In fact, U.S. courts also readily enforce arbitral clauses in situations in which the clause was never technically bargained for, such as in consumer agreements or employment relationships. Few people realize or understand the importance of the deliberately fine print that strips them of their rights, and because entire industries are adopting these clauses, people increasingly have no choice but to accept them. Often an employee has no idea that he or she signed away his or her rights to take their employer to court until a dispute gets so serious where he or she is ready to do so. Many corporations add unfair provisions to their arbitration clauses that intentionally tilt the systems against individuals, including provisions that strip individuals of substantive statutory rights, ban class actions, and force people to arbitrate their claims hundreds of miles from their homes.
The Arbitration Fairness Act is currently pending in both the House and the Senate. The Act, if passed and signed into law by President Obama, would work some of the most fundamental needed changes to U.S. arbitration. Congressman Johnson has described the Act as a “pro-consumer” bill designed to protect the right to a jury trial by preventing the use of mandatory arbitration clauses in employment and consumer contracts. These bills would amend the Federal Arbitration Act to make pre-dispute arbitration agreements that require arbitration of employment disputes invalid and unenforceable. The Arbitration Fairness Act bans mandatory binding arbitration clauses in consumer and employment contracts, including franchise agreements. Most importantly, the Act would simply outlaw broad categories of arbitration.

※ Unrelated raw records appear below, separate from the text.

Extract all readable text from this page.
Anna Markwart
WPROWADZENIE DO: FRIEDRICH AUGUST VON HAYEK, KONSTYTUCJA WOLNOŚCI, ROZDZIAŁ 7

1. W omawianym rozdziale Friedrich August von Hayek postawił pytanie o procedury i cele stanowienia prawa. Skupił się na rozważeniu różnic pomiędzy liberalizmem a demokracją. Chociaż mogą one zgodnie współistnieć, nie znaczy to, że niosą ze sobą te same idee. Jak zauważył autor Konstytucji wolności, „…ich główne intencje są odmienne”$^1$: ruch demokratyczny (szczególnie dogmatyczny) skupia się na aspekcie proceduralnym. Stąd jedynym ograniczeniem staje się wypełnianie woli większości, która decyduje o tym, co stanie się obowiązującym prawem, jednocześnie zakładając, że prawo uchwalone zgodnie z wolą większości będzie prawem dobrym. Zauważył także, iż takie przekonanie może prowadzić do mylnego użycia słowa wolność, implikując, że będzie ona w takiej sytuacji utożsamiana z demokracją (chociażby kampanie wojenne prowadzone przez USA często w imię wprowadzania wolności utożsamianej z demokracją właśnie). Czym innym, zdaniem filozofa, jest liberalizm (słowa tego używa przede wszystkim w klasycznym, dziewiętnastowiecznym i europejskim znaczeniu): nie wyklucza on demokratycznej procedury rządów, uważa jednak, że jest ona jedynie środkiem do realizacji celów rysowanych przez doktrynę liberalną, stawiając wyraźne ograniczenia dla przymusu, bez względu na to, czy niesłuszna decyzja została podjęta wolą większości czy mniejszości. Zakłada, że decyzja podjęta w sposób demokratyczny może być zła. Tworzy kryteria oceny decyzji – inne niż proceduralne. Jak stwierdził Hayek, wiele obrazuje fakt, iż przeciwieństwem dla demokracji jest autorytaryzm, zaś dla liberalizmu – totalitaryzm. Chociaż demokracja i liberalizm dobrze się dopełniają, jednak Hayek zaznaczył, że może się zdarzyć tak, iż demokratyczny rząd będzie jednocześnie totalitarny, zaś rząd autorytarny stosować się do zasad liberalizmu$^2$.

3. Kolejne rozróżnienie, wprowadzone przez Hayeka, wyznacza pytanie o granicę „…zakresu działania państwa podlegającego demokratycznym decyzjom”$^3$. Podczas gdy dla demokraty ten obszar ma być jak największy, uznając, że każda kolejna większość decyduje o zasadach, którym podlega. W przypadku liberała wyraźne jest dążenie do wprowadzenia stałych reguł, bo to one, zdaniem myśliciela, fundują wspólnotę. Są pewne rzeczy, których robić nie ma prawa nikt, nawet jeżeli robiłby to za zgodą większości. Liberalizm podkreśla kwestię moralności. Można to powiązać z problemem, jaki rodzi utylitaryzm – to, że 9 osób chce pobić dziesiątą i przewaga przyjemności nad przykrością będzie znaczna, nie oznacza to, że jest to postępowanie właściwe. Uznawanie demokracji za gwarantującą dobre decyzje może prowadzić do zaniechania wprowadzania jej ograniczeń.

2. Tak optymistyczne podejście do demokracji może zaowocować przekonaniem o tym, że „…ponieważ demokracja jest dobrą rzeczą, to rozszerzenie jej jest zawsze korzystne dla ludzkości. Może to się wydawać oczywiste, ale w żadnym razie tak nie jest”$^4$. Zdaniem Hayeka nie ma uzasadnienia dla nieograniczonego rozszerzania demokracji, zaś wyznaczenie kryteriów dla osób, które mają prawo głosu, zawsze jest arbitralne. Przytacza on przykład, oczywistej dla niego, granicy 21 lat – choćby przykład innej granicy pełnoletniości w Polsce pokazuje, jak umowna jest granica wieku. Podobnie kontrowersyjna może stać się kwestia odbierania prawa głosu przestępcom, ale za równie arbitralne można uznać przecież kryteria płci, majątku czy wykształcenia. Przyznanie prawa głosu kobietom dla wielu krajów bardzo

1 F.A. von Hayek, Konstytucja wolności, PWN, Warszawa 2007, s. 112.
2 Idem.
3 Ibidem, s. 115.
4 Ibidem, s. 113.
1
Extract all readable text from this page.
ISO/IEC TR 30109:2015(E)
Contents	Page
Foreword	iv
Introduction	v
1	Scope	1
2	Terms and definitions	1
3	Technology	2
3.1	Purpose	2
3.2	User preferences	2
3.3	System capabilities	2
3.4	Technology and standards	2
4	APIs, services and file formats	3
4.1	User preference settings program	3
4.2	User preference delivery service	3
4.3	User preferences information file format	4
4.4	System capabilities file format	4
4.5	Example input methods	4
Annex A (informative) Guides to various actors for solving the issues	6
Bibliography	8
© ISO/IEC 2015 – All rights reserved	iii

Arbitration may be a very good idea for most companies, but may not be well-suited for others. Arbitration is not always cheaper or more efficient than going to court. The simplicity that makes arbitration so appealing on many levels can also have less pleasing results. Cases can drag on for an indefinite period when other parties do not cooperate or there are scheduling difficulties. Such complications may result in unexpected expenses, due to the fact that each meeting or review includes the cost of renting a space and paying the arbitrator’s bill. The fewer practical precautions and official procedures in arbitration mean that it is easier for the other party to misbehave or act unethically without consequences. There is no judge present to enforce proper proceedings. If something goes wrong in a case or there is a noticeable mistake made by an arbitrator, it is very unlikely to be readdressed.

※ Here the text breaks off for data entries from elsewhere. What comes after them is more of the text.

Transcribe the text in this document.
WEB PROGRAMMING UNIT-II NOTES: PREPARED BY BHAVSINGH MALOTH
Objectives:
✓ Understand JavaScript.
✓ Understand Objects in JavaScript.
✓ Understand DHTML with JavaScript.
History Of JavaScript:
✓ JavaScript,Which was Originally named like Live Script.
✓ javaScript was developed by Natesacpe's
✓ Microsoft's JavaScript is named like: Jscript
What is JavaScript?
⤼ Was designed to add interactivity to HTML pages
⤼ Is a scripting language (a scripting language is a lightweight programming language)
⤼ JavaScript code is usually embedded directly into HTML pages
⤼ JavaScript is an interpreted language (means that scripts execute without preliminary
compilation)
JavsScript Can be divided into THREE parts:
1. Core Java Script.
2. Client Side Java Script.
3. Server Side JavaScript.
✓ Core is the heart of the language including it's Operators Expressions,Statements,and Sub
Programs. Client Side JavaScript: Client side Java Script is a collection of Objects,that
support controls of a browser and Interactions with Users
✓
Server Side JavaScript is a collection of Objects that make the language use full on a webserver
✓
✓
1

Some are concerned that the arbitrator’s award is unfair or that irrational clauses work in favor of a large employer or company when challenged by an employee or consumer who has less financial stability and power.[1] Another concern is that the process of choosing an arbitrator by a party within an industry may be less objective, more likely to be influenced in favor of the appointing group. Many employers avoid taking a case to trial because of a potentially over-generous jury, another significant advantage of arbitration. The unpredictability of juries and the fear that a jury may award excessive emotional distress and/or punitive damages drive many court cases to pretrial settlement. Although laws vary from state to state, arbitration awards are final and binding on all parties to the arbitration.
Given the possible threats and unevenness for those who unwillingly enter arbitration contracts, the sensible consumer can take a number of steps to become better informed. Read or go through all agreements you have entered into with a company. If you find an arbitration clause disagreeable, be sure to make your feelings known to company management. It is sometimes possible to negotiate the provisions. Companies should consider all the factors, both pro and con, before adding arbitration clauses to their business agreements. In the end, arbitration is not always the quickest and cheapest method to settle a dispute. Anyone with concerns about a legal claim against his or her employer should consult with an attorney for legal advice.

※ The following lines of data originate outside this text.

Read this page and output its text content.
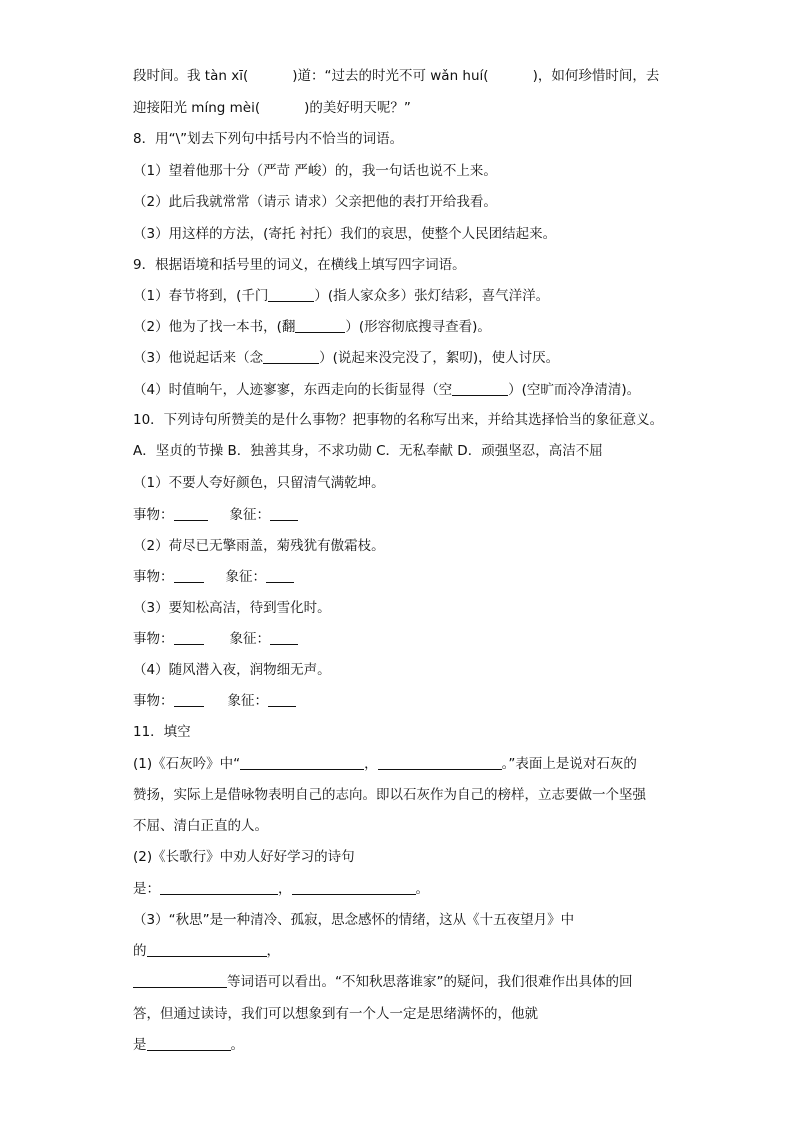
段时间。我 tàn xī(	)道：“过去的时光不可 wǎn huí(	)，如何珍惜时间，去
迎接阳光 míng mèi(	)的美好明天呢？”
8．用“\”划去下列句中括号内不恰当的词语。
（1）望着他那十分（严苛 严峻）的，我一句话也说不上来。
（2）此后我就常常（请示 请求）父亲把他的表打开给我看。
（3）用这样的方法，(寄托 衬托）我们的哀思，使整个人民团结起来。
9．根据语境和括号里的词义，在横线上填写四字词语。
（1）春节将到，(千门	）(指人家众多）张灯结彩，喜气洋洋。
（2）他为了找一本书，(翻	）(形容彻底搜寻查看)。
（3）他说起话来（念	）(说起来没完没了，絮叨)，使人讨厌。
（4）时值晌午，人迹寥寥，东西走向的长街显得（空	）(空旷而冷净清清)。
10．下列诗句所赞美的是什么事物？把事物的名称写出来，并给其选择恰当的象征意义。
A．坚贞的节操 B．独善其身，不求功勋 C．无私奉献 D．顽强坚忍，高洁不屈
（1）不要人夸好颜色，只留清气满乾坤。
事物：	象征：
（2）荷尽已无擎雨盖，菊残犹有傲霜枝。
事物：	象征：
（3）要知松高洁，待到雪化时。
事物：	象征：
（4）随风潜入夜，润物细无声。
事物：	象征：
11．填空
(1)《石灰吟》中“	，	。”表面上是说对石灰的
赞扬，实际上是借咏物表明自己的志向。即以石灰作为自己的榜样，立志要做一个坚强
不屈、清白正直的人。
(2)《长歌行》中劝人好好学习的诗句
是：	，	。
（3）“秋思”是一种清冷、孤寂，思念感怀的情绪，这从《十五夜望月》中
的	，
等词语可以看出。“不知秋思落谁家”的疑问，我们很难作出具体的回
答，但通过读诗，我们可以想象到有一个人一定是思绪满怀的，他就
是	。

[1] Some believe that an arbitrator is running a business; thus, if the arbitrator rules against a company that routinely brings its cases in front of him or her, then the arbitrator will be blackballed and will not be able to obtain any new business. As a result of such a business matrix, the arbitrator will be very business friendly because he or she obtains most of his or her fees and income from the business community that force such arbitration clauses on their employees and customers.